Seismografieren ist ein Verzeichnen von Spannungen. Ich finde, gerade
in Bezug zum Sketchen passt das einfach.
Was
fasziniert dich am Sketchen?
Paktisch
gesehen ist es eine Trockenübung mit dem Vorteil, alles im Blick
haben zu können. An der Wand ist das nicht möglich. Desweiteren ist
Sketchen für mich wie Tagebuch schreiben. Die Gedanken rauschen
durch den Kopf und ich verinnerliche mich mir selbst. Das Ergebnis
dieses Zustandes der Selbstkonfrontation ist der Sketch, eigentlich
nur ein Bruchteil von dem was im Inneren der AutorIn stattfand. Aber
dieses mystische Konstrukt aus puren Linien hat es in sich! Der
schwarz weiß sketch lügt nicht!
Du
bringst Sketches und Texte zusammen, warum?
Sketchen
ist etwas sehr Privates. Wer würde nicht gerne mal die Sketches der
eigenen Idole zu Gesicht bekommen wollen? Dazu die Gedanken der Leute
verschriftlicht lesen zu dürfen, ist ein intimer Einblick in ihr
Werk und ihre Schaffensweise. Die Texte möchten weder
vervollständigen, noch entmystifizieren, sie sind das Tor zu einer
erneuten Auseinandersetzung. Heraus kamen Liebeserklärungen,
Analysen, Zitate, Witze, Kritiken, Gedichte u.s.w... Graffiti Writing
ist kein rein visuelles Phänomen; es ist für viele zur universellen
Lebensphilosophie geworden. Mich langweilt diese monotone Bilderflut.
Proklamiert Graffiti nicht, ständig Grenzen zu überschreiten?
Lässt
sich SEISMOGRAFFITI auch als Diskussionsbeitrag hinsichtlich einer
theoretischen Auseinandersetzung mit Graffiti / Style Writing
verstehen und lesen?
Die
Texte selbst könnten teils als Einstieg dafür dienen, ich denke
schon. Manche haben dies ja auch direkt angesprochen. Auf grafischem
Niveau tun dies die Sketches natürlich ebenso. In erster Linie ist
es meiner Meinung nach aber die Diversität der Akteure.
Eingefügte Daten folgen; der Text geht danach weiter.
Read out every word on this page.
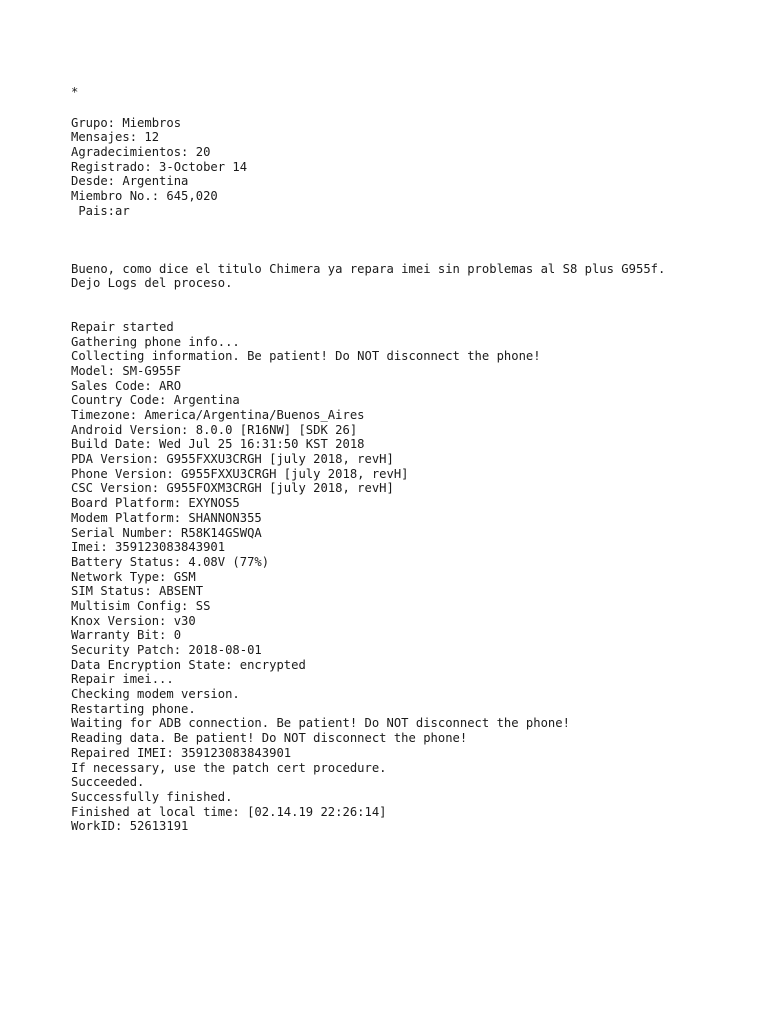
*
Grupo: Miembros
Mensajes: 12
Agradecimientos: 20
Registrado: 3-October 14
Desde: Argentina
Miembro No.: 645,020
Pais:ar
Bueno, como dice el titulo Chimera ya repara imei sin problemas al S8 plus G955f.
Dejo Logs del proceso.
Repair started
Gathering phone info...
Collecting information. Be patient! Do NOT disconnect the phone!
Model: SM-G955F
Sales Code: ARO
Country Code: Argentina
Timezone: America/Argentina/Buenos_Aires
Android Version: 8.0.0 [R16NW] [SDK 26]
Build Date: Wed Jul 25 16:31:50 KST 2018
PDA Version: G955FXXU3CRGH [july 2018, revH]
Phone Version: G955FXXU3CRGH [july 2018, revH]
CSC Version: G955FOXM3CRGH [july 2018, revH]
Board Platform: EXYNOS5
Modem Platform: SHANNON355
Serial Number: R58K14GSWQA
Imei: 359123083843901
Battery Status: 4.08V (77%)
Network Type: GSM
SIM Status: ABSENT
Multisim Config: SS
Knox Version: v30
Warranty Bit: 0
Security Patch: 2018-08-01
Data Encryption State: encrypted
Repair imei...
Checking modem version.
Restarting phone.
Waiting for ADB connection. Be patient! Do NOT disconnect the phone!
Reading data. Be patient! Do NOT disconnect the phone!
Repaired IMEI: 359123083843901
If necessary, use the patch cert procedure.
Succeeded.
Successfully finished.
Finished at local time: [02.14.19 22:26:14]
WorkID: 52613191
Das Buch
vereint AktivistInnen, wie sie unterschiedlicher kaum sein könnten
und genau das ist der Coup.
Wer will eine Style-Monokultur?
Wo
hast du dein Magazin produzieren lassen und wie finanzierst du
es?
Puh,
also das ganze Ding ist DIY aus dem Boden gestampft. Ich habe die
Aufrufe gestartet, dem verplanten Haufen etliche Nachrichten
hinterhergeschleudert. Auch dem Layout habe ich mich, ohne großartige
Vorkenntnisse, angenommen. Das Buch ist in einer duften
Hochschuldruckerei offset gedruckt worden. PROPZ!* Die Blätter
wurden einzeln in Teamarbeit zusammengelegt. Ich hatte vor, es mit
UnterstützerInnen selbst zu binden, habe mich aber spontan dagegen
entschieden. Zur Finanzierung bin ich privat in Vorkasse gegangen.
(Kostet so viel wie nen Bu§t.)
Ziel ist es, die Druckkosten
wieder rein zu kriegen und bestenfalls das nächste Ding
vorzufinanzieren, um autark an die Sache rangehen zu können.
Wie
findet man das SEISMOGRAFFITI aka, wie kommt man an den heißen
Schinken ran?
Da
sprichst du einen wunden Punkt an :-D Also glücklicherweise auf der
Pixadores Filmtournee von ROTZFRECH CINEMA! Danke dafür! Ansonsten
verschacher ich die Exemplare privat auf Konzerten oder
Ausstellungen. Kommt vorbei am 29. November in die Klappe
(Mehringdamm/ Berlin). So einen richtigen Anlaufpunkt gibt es leider
noch nicht :-(
sorry, wer Ideen hat, gerne her damit! Ansonsten
gerne melden unter:
graffitiarchiv-halle@riseup.net
Die
letzten Worte gehören dir:
Natürlich
möchte ich mich bei allen Unterstützern bedanken! Danke Leute -
ohne den starken Support wäre das nie klar gegangen! Einfach ein
cooles Gefühl, wenn man sich auf Leute verlassen kann!
Ich kann
nur allen wärmstens ans Herz legen, nicht ewig auf die Veränderung,
die man sich wünscht zu warten, sondern es selber in die Hand zu
nehmen. Habt Mut, vernetzt euch, bleibt unabhängig! Lasst euch nicht
entmutigen und natürlich: verliert nie den Spaß daran! YO!